Recuerdo verme sentado en una de aquellas butacas giratorias del Hotel Las tablas. Un refresco de limón en la barra y un montado de mero. Escucho el tumulto de la gente de pie, formando pequeños grupos con sus abrigos puestos sin dejar de hablar. Los vasos de cerveza y vermut, las tapas y la luz tibia que entra por las cristaleras. El olor es dulce como una mezcla de perfume, naranja y pastelitos recién hechos. Estoy con un par de amigos que con algo de altanería he decidido llevar e invitarlos. Nos alejamos de los juegos en la plaza y la bolsa de gusanitos para ganarme un tanto en un mundo que aún nos quedaba demasiado lejos. Dentro del hotel nos sentimos como adultos que toman el aperitivo cuando apenas hemos hecho la primera comunión. Estamos donde nos han mandado, en un rincón de la barra tapizada junto a la puerta de los salones. Allí, tras recibir la invitación, les cuento la destreza que tiene mi padre en una profesión que ejerció durante más de treinta años. Entre trago y trago de refresco lo observamos casi volar dentro de la barra, moverse con la bandeja y no parar de sonreír. Un hombre que lee el periódico me reconoce y saluda con un golpecito en el hombro. Alaba el trabajo de mi padre y después de dar un sorbo a la cerveza regresa a las anchas páginas del diario. No le digo nada, pero para mí, en aquel momento, mi padre es como un héroe dentro de una “guerra de Troya” que se libra un domingo cualquiera por la mañana.
Dicen que hay ciertos aspectos de la vida que solo se saben cuándo uno pasa por su carril. Que están llenos de “topicazos” y que las palabras son inútiles para describirlos. Uno de estos, sin duda, es la paternidad. ¿Cómo explicar el origen de la vida? ¿Cómo poner con tinta sobre blanco los sentimientos que emergen como un destello? Es un volcán en erupción dentro de tu cuerpo que a veces sientes que ya no es tuyo, sino parte de una armonía completa. ¿Cómo decir que intentarías agarrar todo tu universo con una mano para dejarlo en un rincón de la cuna? No, siento confesarles que no hay manera ni modo de describir tales sensaciones.

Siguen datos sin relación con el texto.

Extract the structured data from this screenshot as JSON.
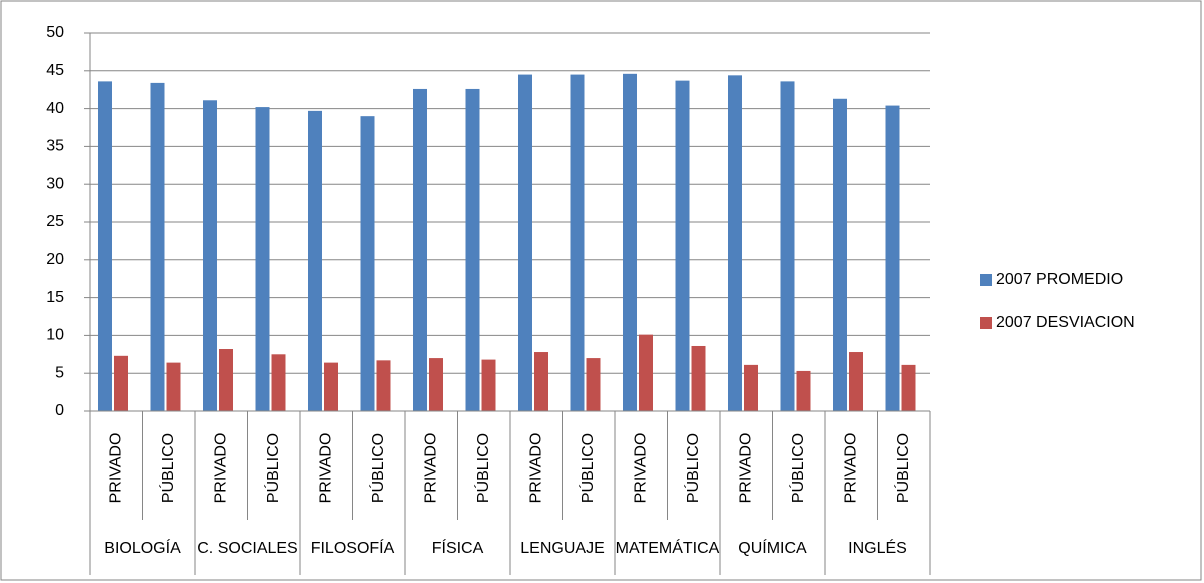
{
  "chart_data": {
    "type": "bar",
    "categories": [
      "PRIVADO",
      "PÚBLICO",
      "PRIVADO",
      "PÚBLICO",
      "PRIVADO",
      "PÚBLICO",
      "PRIVADO",
      "PÚBLICO",
      "PRIVADO",
      "PÚBLICO",
      "PRIVADO",
      "PÚBLICO",
      "PRIVADO",
      "PÚBLICO",
      "PRIVADO",
      "PÚBLICO"
    ],
    "groups": [
      "BIOLOGÍA",
      "C. SOCIALES",
      "FILOSOFÍA",
      "FÍSICA",
      "LENGUAJE",
      "MATEMÁTICA",
      "QUÍMICA",
      "INGLÉS"
    ],
    "series": [
      {
        "name": "2007 PROMEDIO",
        "color": "#4f81bd",
        "values": [
          43.6,
          43.4,
          41.1,
          40.2,
          39.7,
          39.0,
          42.6,
          42.6,
          44.5,
          44.5,
          44.6,
          43.7,
          44.4,
          43.6,
          41.3,
          40.4
        ]
      },
      {
        "name": "2007 DESVIACION",
        "color": "#c0504d",
        "values": [
          7.3,
          6.4,
          8.2,
          7.5,
          6.4,
          6.7,
          7.0,
          6.8,
          7.8,
          7.0,
          10.1,
          8.6,
          6.1,
          5.3,
          7.8,
          6.1
        ]
      }
    ],
    "ylim": [
      0,
      50
    ],
    "yticks": [
      0,
      5,
      10,
      15,
      20,
      25,
      30,
      35,
      40,
      45,
      50
    ],
    "grid": true,
    "legend": "right"
  }
}
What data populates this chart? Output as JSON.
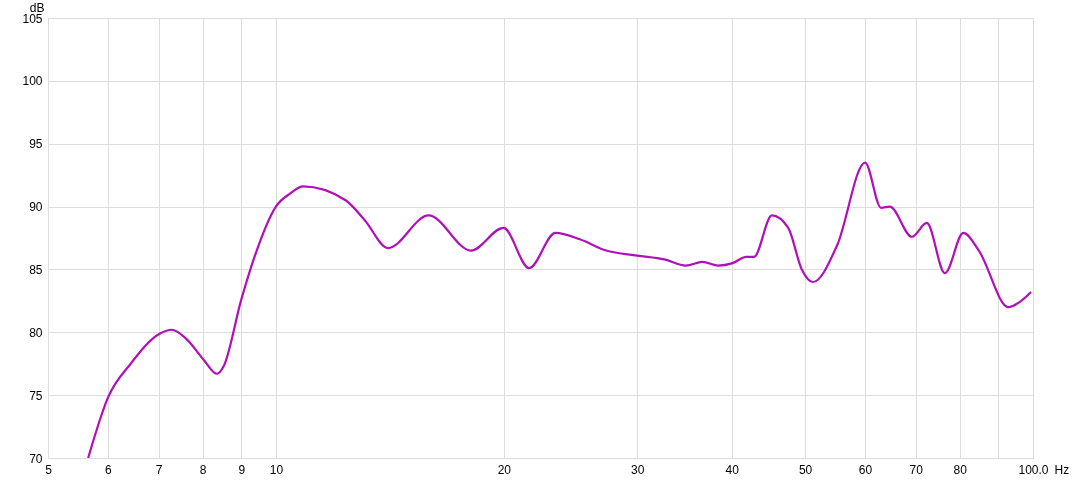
{
  "chart_data": {
    "type": "line",
    "xlabel": "Hz",
    "ylabel": "dB",
    "log": "x",
    "grid": true,
    "marker": "none",
    "line_style": "solid",
    "xlim": [
      5,
      100
    ],
    "ylim": [
      70,
      105
    ],
    "xticks": [
      5,
      6,
      7,
      8,
      9,
      10,
      20,
      30,
      40,
      50,
      60,
      70,
      80,
      {
        "value": 90,
        "label": null
      },
      {
        "value": 100,
        "label": "100.0"
      }
    ],
    "yticks": [
      70,
      75,
      80,
      85,
      90,
      95,
      100,
      105
    ],
    "series": [
      {
        "color": "#b010b8",
        "x": [
          5.65,
          6.0,
          6.43,
          7.03,
          7.28,
          7.61,
          8.03,
          8.36,
          8.53,
          9.0,
          9.37,
          10.0,
          10.45,
          10.86,
          12.36,
          13.11,
          14.06,
          15.91,
          18.1,
          19.98,
          21.6,
          23.4,
          25.2,
          27.3,
          30.0,
          32.6,
          34.8,
          36.6,
          38.4,
          40.1,
          41.8,
          42.8,
          45.2,
          47.5,
          49.5,
          51.2,
          55.1,
          60.0,
          63.0,
          64.7,
          69.2,
          72.4,
          76.5,
          80.9,
          84.8,
          92.8,
          96.0,
          99.4
        ],
        "values": [
          70.0,
          74.8,
          77.5,
          79.9,
          80.2,
          79.5,
          77.8,
          76.7,
          77.3,
          82.6,
          86.0,
          90.0,
          91.05,
          91.6,
          90.5,
          88.9,
          86.7,
          89.3,
          86.5,
          88.3,
          85.1,
          87.9,
          87.4,
          86.5,
          86.1,
          85.8,
          85.3,
          85.6,
          85.3,
          85.5,
          86.0,
          86.0,
          89.3,
          88.3,
          85.0,
          84.0,
          86.9,
          93.5,
          89.9,
          90.0,
          87.6,
          88.7,
          84.7,
          87.9,
          86.5,
          82.0,
          82.4,
          83.2
        ]
      }
    ]
  }
}
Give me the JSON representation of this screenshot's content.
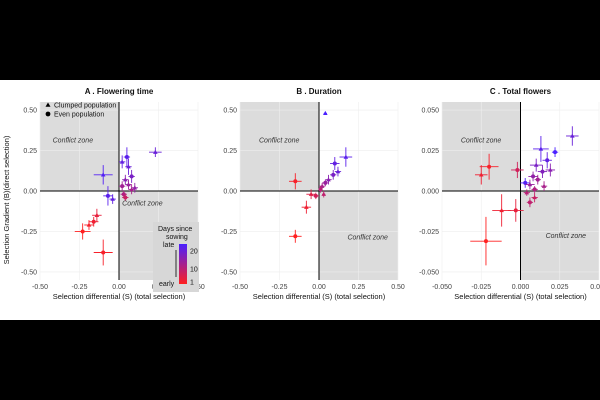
{
  "figure": {
    "ylabel": "Selection Gradient (B)(direct selection)",
    "legend": {
      "shapes": [
        {
          "label": "Clumped population",
          "shape": "triangle"
        },
        {
          "label": "Even population",
          "shape": "circle"
        }
      ],
      "colorbar": {
        "title_line1": "Days since",
        "title_line2": "sowing",
        "ticks": [
          "20",
          "10",
          "1"
        ],
        "top_label": "late",
        "bottom_label": "early",
        "low_color": "#ff2020",
        "high_color": "#4a20ff"
      }
    },
    "colors": {
      "zone": "#dcdcdc",
      "grid": "#eeeeee",
      "axis_line": "#000000"
    }
  },
  "chart_data": [
    {
      "type": "scatter",
      "panel_letter": "A",
      "title": "Flowering time",
      "xlabel": "Selection differential (S) (total selection)",
      "xlim": [
        -0.5,
        0.5
      ],
      "ylim": [
        -0.55,
        0.55
      ],
      "xticks": [
        "-0.50",
        "-0.25",
        "0.00",
        "0.25",
        "0.50"
      ],
      "xtick_values": [
        -0.5,
        -0.25,
        0,
        0.25,
        0.5
      ],
      "yticks": [
        "0.50",
        "0.25",
        "0.00",
        "-0.25",
        "-0.50"
      ],
      "ytick_values": [
        0.5,
        0.25,
        0,
        -0.25,
        -0.5
      ],
      "zone_labels": [
        {
          "text": "Conflict zone",
          "x": -0.42,
          "y": 0.3
        },
        {
          "text": "Conflict zone",
          "x": 0.02,
          "y": -0.09
        }
      ],
      "points": [
        {
          "x": 0.23,
          "y": 0.24,
          "xe": 0.04,
          "ye": 0.03,
          "days": 20,
          "shape": "triangle"
        },
        {
          "x": 0.05,
          "y": 0.21,
          "xe": 0.02,
          "ye": 0.06,
          "days": 22,
          "shape": "circle"
        },
        {
          "x": 0.02,
          "y": 0.18,
          "xe": 0.02,
          "ye": 0.04,
          "days": 21,
          "shape": "triangle"
        },
        {
          "x": 0.06,
          "y": 0.15,
          "xe": 0.02,
          "ye": 0.05,
          "days": 20,
          "shape": "triangle"
        },
        {
          "x": 0.08,
          "y": 0.09,
          "xe": 0.02,
          "ye": 0.04,
          "days": 18,
          "shape": "circle"
        },
        {
          "x": 0.04,
          "y": 0.07,
          "xe": 0.02,
          "ye": 0.03,
          "days": 16,
          "shape": "triangle"
        },
        {
          "x": 0.06,
          "y": 0.04,
          "xe": 0.02,
          "ye": 0.03,
          "days": 14,
          "shape": "triangle"
        },
        {
          "x": 0.02,
          "y": 0.03,
          "xe": 0.02,
          "ye": 0.03,
          "days": 13,
          "shape": "circle"
        },
        {
          "x": 0.08,
          "y": 0.01,
          "xe": 0.02,
          "ye": 0.03,
          "days": 12,
          "shape": "triangle"
        },
        {
          "x": 0.03,
          "y": -0.02,
          "xe": 0.02,
          "ye": 0.02,
          "days": 11,
          "shape": "circle"
        },
        {
          "x": 0.1,
          "y": 0.02,
          "xe": 0.02,
          "ye": 0.03,
          "days": 15,
          "shape": "triangle"
        },
        {
          "x": 0.04,
          "y": -0.04,
          "xe": 0.02,
          "ye": 0.02,
          "days": 8,
          "shape": "circle"
        },
        {
          "x": -0.1,
          "y": 0.1,
          "xe": 0.06,
          "ye": 0.06,
          "days": 23,
          "shape": "triangle"
        },
        {
          "x": -0.07,
          "y": -0.03,
          "xe": 0.03,
          "ye": 0.06,
          "days": 22,
          "shape": "circle"
        },
        {
          "x": -0.04,
          "y": -0.05,
          "xe": 0.02,
          "ye": 0.03,
          "days": 21,
          "shape": "triangle"
        },
        {
          "x": -0.14,
          "y": -0.15,
          "xe": 0.03,
          "ye": 0.04,
          "days": 4,
          "shape": "triangle"
        },
        {
          "x": -0.16,
          "y": -0.19,
          "xe": 0.03,
          "ye": 0.03,
          "days": 3,
          "shape": "circle"
        },
        {
          "x": -0.19,
          "y": -0.21,
          "xe": 0.03,
          "ye": 0.03,
          "days": 2,
          "shape": "triangle"
        },
        {
          "x": -0.23,
          "y": -0.25,
          "xe": 0.05,
          "ye": 0.05,
          "days": 1,
          "shape": "circle"
        },
        {
          "x": -0.1,
          "y": -0.38,
          "xe": 0.06,
          "ye": 0.08,
          "days": 2,
          "shape": "circle"
        }
      ]
    },
    {
      "type": "scatter",
      "panel_letter": "B",
      "title": "Duration",
      "xlabel": "Selection differential (S) (total selection)",
      "xlim": [
        -0.5,
        0.5
      ],
      "ylim": [
        -0.55,
        0.55
      ],
      "xticks": [
        "-0.50",
        "-0.25",
        "0.00",
        "0.25",
        "0.50"
      ],
      "xtick_values": [
        -0.5,
        -0.25,
        0,
        0.25,
        0.5
      ],
      "yticks": [
        "0.50",
        "0.25",
        "0.00",
        "-0.25",
        "-0.50"
      ],
      "ytick_values": [
        0.5,
        0.25,
        0,
        -0.25,
        -0.5
      ],
      "zone_labels": [
        {
          "text": "Conflict zone",
          "x": -0.38,
          "y": 0.3
        },
        {
          "text": "Conflict zone",
          "x": 0.18,
          "y": -0.3
        }
      ],
      "points": [
        {
          "x": 0.04,
          "y": 0.48,
          "xe": 0.01,
          "ye": 0.01,
          "days": 24,
          "shape": "triangle"
        },
        {
          "x": 0.17,
          "y": 0.21,
          "xe": 0.04,
          "ye": 0.06,
          "days": 22,
          "shape": "triangle"
        },
        {
          "x": 0.1,
          "y": 0.17,
          "xe": 0.03,
          "ye": 0.04,
          "days": 21,
          "shape": "circle"
        },
        {
          "x": 0.12,
          "y": 0.12,
          "xe": 0.02,
          "ye": 0.03,
          "days": 20,
          "shape": "triangle"
        },
        {
          "x": 0.09,
          "y": 0.1,
          "xe": 0.02,
          "ye": 0.03,
          "days": 18,
          "shape": "circle"
        },
        {
          "x": 0.06,
          "y": 0.07,
          "xe": 0.02,
          "ye": 0.03,
          "days": 16,
          "shape": "triangle"
        },
        {
          "x": 0.04,
          "y": 0.05,
          "xe": 0.02,
          "ye": 0.02,
          "days": 14,
          "shape": "circle"
        },
        {
          "x": 0.02,
          "y": 0.03,
          "xe": 0.02,
          "ye": 0.02,
          "days": 12,
          "shape": "triangle"
        },
        {
          "x": 0.01,
          "y": 0.01,
          "xe": 0.01,
          "ye": 0.02,
          "days": 10,
          "shape": "circle"
        },
        {
          "x": 0.03,
          "y": -0.02,
          "xe": 0.01,
          "ye": 0.02,
          "days": 9,
          "shape": "triangle"
        },
        {
          "x": -0.02,
          "y": -0.03,
          "xe": 0.02,
          "ye": 0.02,
          "days": 7,
          "shape": "circle"
        },
        {
          "x": -0.05,
          "y": -0.02,
          "xe": 0.03,
          "ye": 0.03,
          "days": 5,
          "shape": "triangle"
        },
        {
          "x": -0.15,
          "y": 0.06,
          "xe": 0.04,
          "ye": 0.05,
          "days": 2,
          "shape": "circle"
        },
        {
          "x": -0.08,
          "y": -0.1,
          "xe": 0.03,
          "ye": 0.04,
          "days": 3,
          "shape": "triangle"
        },
        {
          "x": -0.15,
          "y": -0.28,
          "xe": 0.04,
          "ye": 0.04,
          "days": 1,
          "shape": "circle"
        }
      ]
    },
    {
      "type": "scatter",
      "panel_letter": "C",
      "title": "Total flowers",
      "xlabel": "Selection differential (S) (total selection)",
      "xlim": [
        -0.05,
        0.05
      ],
      "ylim": [
        -0.055,
        0.055
      ],
      "xticks": [
        "-0.050",
        "-0.025",
        "0.000",
        "0.025",
        "0.050"
      ],
      "xtick_values": [
        -0.05,
        -0.025,
        0,
        0.025,
        0.05
      ],
      "yticks": [
        "0.050",
        "0.025",
        "0.000",
        "-0.025",
        "-0.050"
      ],
      "ytick_values": [
        0.05,
        0.025,
        0,
        -0.025,
        -0.05
      ],
      "zone_labels": [
        {
          "text": "Conflict zone",
          "x": -0.038,
          "y": 0.03
        },
        {
          "text": "Conflict zone",
          "x": 0.016,
          "y": -0.029
        }
      ],
      "points": [
        {
          "x": 0.033,
          "y": 0.034,
          "xe": 0.004,
          "ye": 0.006,
          "days": 20,
          "shape": "triangle"
        },
        {
          "x": 0.022,
          "y": 0.024,
          "xe": 0.002,
          "ye": 0.003,
          "days": 24,
          "shape": "circle"
        },
        {
          "x": 0.013,
          "y": 0.026,
          "xe": 0.005,
          "ye": 0.008,
          "days": 22,
          "shape": "triangle"
        },
        {
          "x": 0.017,
          "y": 0.019,
          "xe": 0.003,
          "ye": 0.005,
          "days": 21,
          "shape": "circle"
        },
        {
          "x": 0.01,
          "y": 0.016,
          "xe": 0.004,
          "ye": 0.004,
          "days": 18,
          "shape": "triangle"
        },
        {
          "x": 0.014,
          "y": 0.012,
          "xe": 0.003,
          "ye": 0.004,
          "days": 17,
          "shape": "circle"
        },
        {
          "x": 0.019,
          "y": 0.013,
          "xe": 0.003,
          "ye": 0.004,
          "days": 16,
          "shape": "triangle"
        },
        {
          "x": 0.008,
          "y": 0.009,
          "xe": 0.003,
          "ye": 0.003,
          "days": 15,
          "shape": "circle"
        },
        {
          "x": 0.003,
          "y": 0.005,
          "xe": 0.003,
          "ye": 0.003,
          "days": 23,
          "shape": "circle"
        },
        {
          "x": 0.006,
          "y": 0.004,
          "xe": 0.003,
          "ye": 0.003,
          "days": 14,
          "shape": "triangle"
        },
        {
          "x": 0.011,
          "y": 0.007,
          "xe": 0.002,
          "ye": 0.003,
          "days": 13,
          "shape": "circle"
        },
        {
          "x": 0.015,
          "y": 0.003,
          "xe": 0.002,
          "ye": 0.003,
          "days": 12,
          "shape": "triangle"
        },
        {
          "x": 0.009,
          "y": 0.001,
          "xe": 0.002,
          "ye": 0.002,
          "days": 11,
          "shape": "circle"
        },
        {
          "x": 0.004,
          "y": -0.001,
          "xe": 0.002,
          "ye": 0.002,
          "days": 10,
          "shape": "triangle"
        },
        {
          "x": 0.006,
          "y": -0.007,
          "xe": 0.002,
          "ye": 0.003,
          "days": 9,
          "shape": "circle"
        },
        {
          "x": 0.009,
          "y": -0.004,
          "xe": 0.002,
          "ye": 0.003,
          "days": 8,
          "shape": "triangle"
        },
        {
          "x": -0.002,
          "y": 0.013,
          "xe": 0.004,
          "ye": 0.005,
          "days": 7,
          "shape": "circle"
        },
        {
          "x": -0.02,
          "y": 0.015,
          "xe": 0.006,
          "ye": 0.008,
          "days": 2,
          "shape": "circle"
        },
        {
          "x": -0.025,
          "y": 0.01,
          "xe": 0.004,
          "ye": 0.006,
          "days": 3,
          "shape": "triangle"
        },
        {
          "x": -0.003,
          "y": -0.012,
          "xe": 0.005,
          "ye": 0.007,
          "days": 4,
          "shape": "circle"
        },
        {
          "x": -0.012,
          "y": -0.012,
          "xe": 0.006,
          "ye": 0.01,
          "days": 3,
          "shape": "triangle"
        },
        {
          "x": -0.022,
          "y": -0.031,
          "xe": 0.01,
          "ye": 0.015,
          "days": 1,
          "shape": "circle"
        }
      ]
    }
  ]
}
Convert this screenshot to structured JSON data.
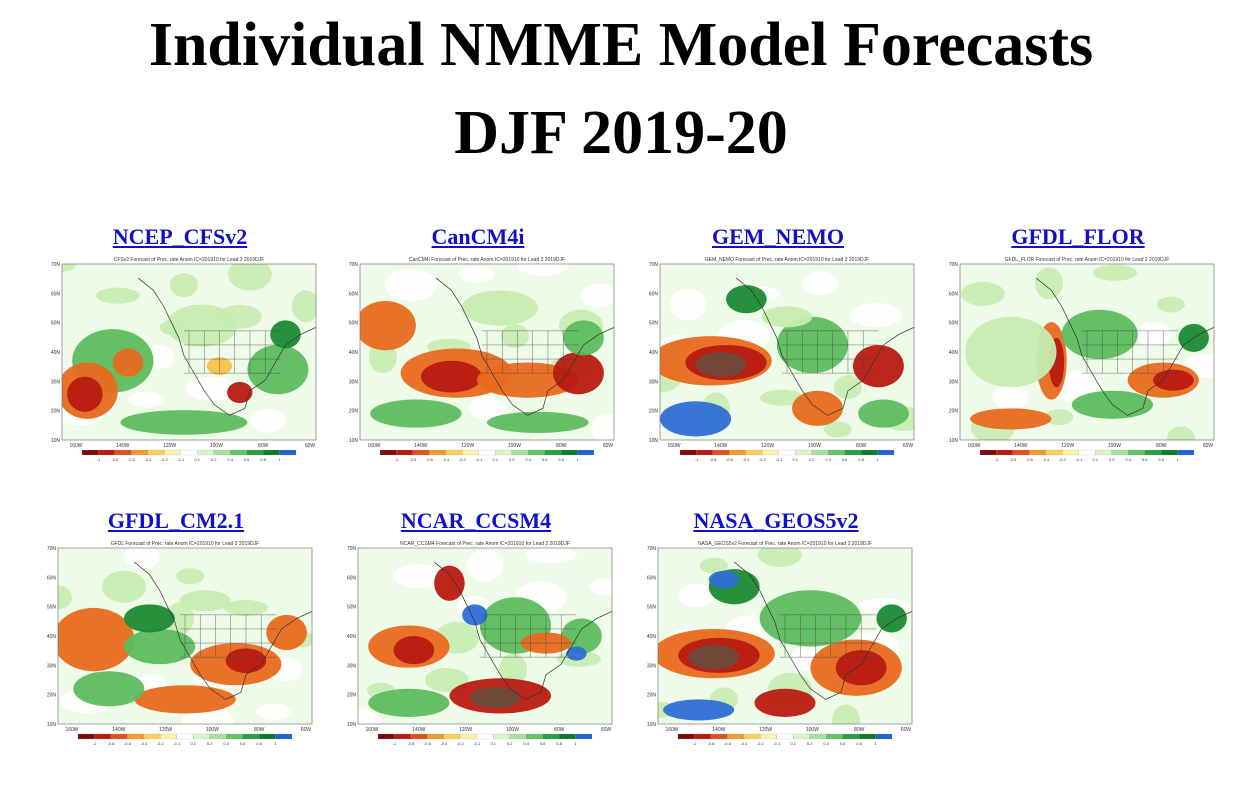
{
  "page": {
    "title_line1": "Individual NMME Model Forecasts",
    "title_line2": "DJF 2019-20"
  },
  "panels": [
    {
      "label": "NCEP_CFSv2",
      "subtitle": "CFSv2 Forecast of Prec. rate Anom IC=201910 for Lead 2 2019DJF"
    },
    {
      "label": "CanCM4i",
      "subtitle": "CanCM4i Forecast of Prec. rate Anom IC=201910 for Lead 2 2019DJF"
    },
    {
      "label": "GEM_NEMO",
      "subtitle": "GEM_NEMO Forecast of Prec. rate Anom IC=201910 for Lead 2 2019DJF"
    },
    {
      "label": "GFDL_FLOR",
      "subtitle": "GFDL_FLOR Forecast of Prec. rate Anom IC=201910 for Lead 2 2019DJF"
    },
    {
      "label": "GFDL_CM2.1",
      "subtitle": "GFDL Forecast of Prec. rate Anom IC=201910 for Lead 2 2019DJF"
    },
    {
      "label": "NCAR_CCSM4",
      "subtitle": "NCAR_CCSM4 Forecast of Prec. rate Anom IC=201910 for Lead 2 2019DJF"
    },
    {
      "label": "NASA_GEOS5v2",
      "subtitle": "NASA_GEOS5v2 Forecast of Prec. rate Anom IC=201910 for Lead 2 2019DJF"
    }
  ],
  "map_axes": {
    "lat_labels": [
      "70N",
      "60N",
      "50N",
      "40N",
      "30N",
      "20N",
      "10N"
    ],
    "lon_labels": [
      "160W",
      "140W",
      "120W",
      "100W",
      "80W",
      "60W"
    ]
  },
  "colorbar": {
    "labels": [
      "-1",
      "-0.8",
      "-0.6",
      "-0.4",
      "-0.2",
      "-0.1",
      "0.1",
      "0.2",
      "0.4",
      "0.6",
      "0.8",
      "1"
    ],
    "colors": [
      "#7a0a0a",
      "#b81a10",
      "#e0501c",
      "#f29a2a",
      "#f8cf5a",
      "#fff2a8",
      "#ffffff",
      "#d8f5c8",
      "#a6e29a",
      "#62c466",
      "#27a040",
      "#0b7a2a",
      "#1e64d4"
    ]
  },
  "palette": {
    "link": "#1010c8",
    "dark": "#6b4a3c",
    "red": "#b81a10",
    "orange": "#e86a1e",
    "yellow": "#f6c24a",
    "lightgreen": "#c6ecb0",
    "green": "#5cbc5e",
    "darkgreen": "#1b8a34",
    "blue": "#2e6ed6"
  }
}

Para ello, tal vez, solo sirvan los recuerdos que se acumulan, los gestos que de manera involuntaria se imitan o los consejos que de repente aparecen. Decía Rousseau que «un buen padre vale por cien maestros» y es que cuando el ciclo de la vida te pone delante no hay manual de instrucciones. Los hombres, por lo general, somos más toscos para expresar nuestros sentimientos y darle valor a aquello que nos hierve en el pecho. Sin embargo, el tiempo pasa demasiado rápido y muchas veces se necesita un diecinueve de marzo para volver a recordar lo importante. Para rememorar aquellas primeras veces, por ejemplo, sus grandes manos en la cintura mientras aprendes a pedalear. Perseguir entre risas su estirada sombra una tarde de primavera por las Tablas. El bocadillo después del partido improvisado de fútbol o su cuello firme en lo hondo de la piscina municipal. Su aliento en los primeros fracasos y su alegría en las pequeñas hazañas.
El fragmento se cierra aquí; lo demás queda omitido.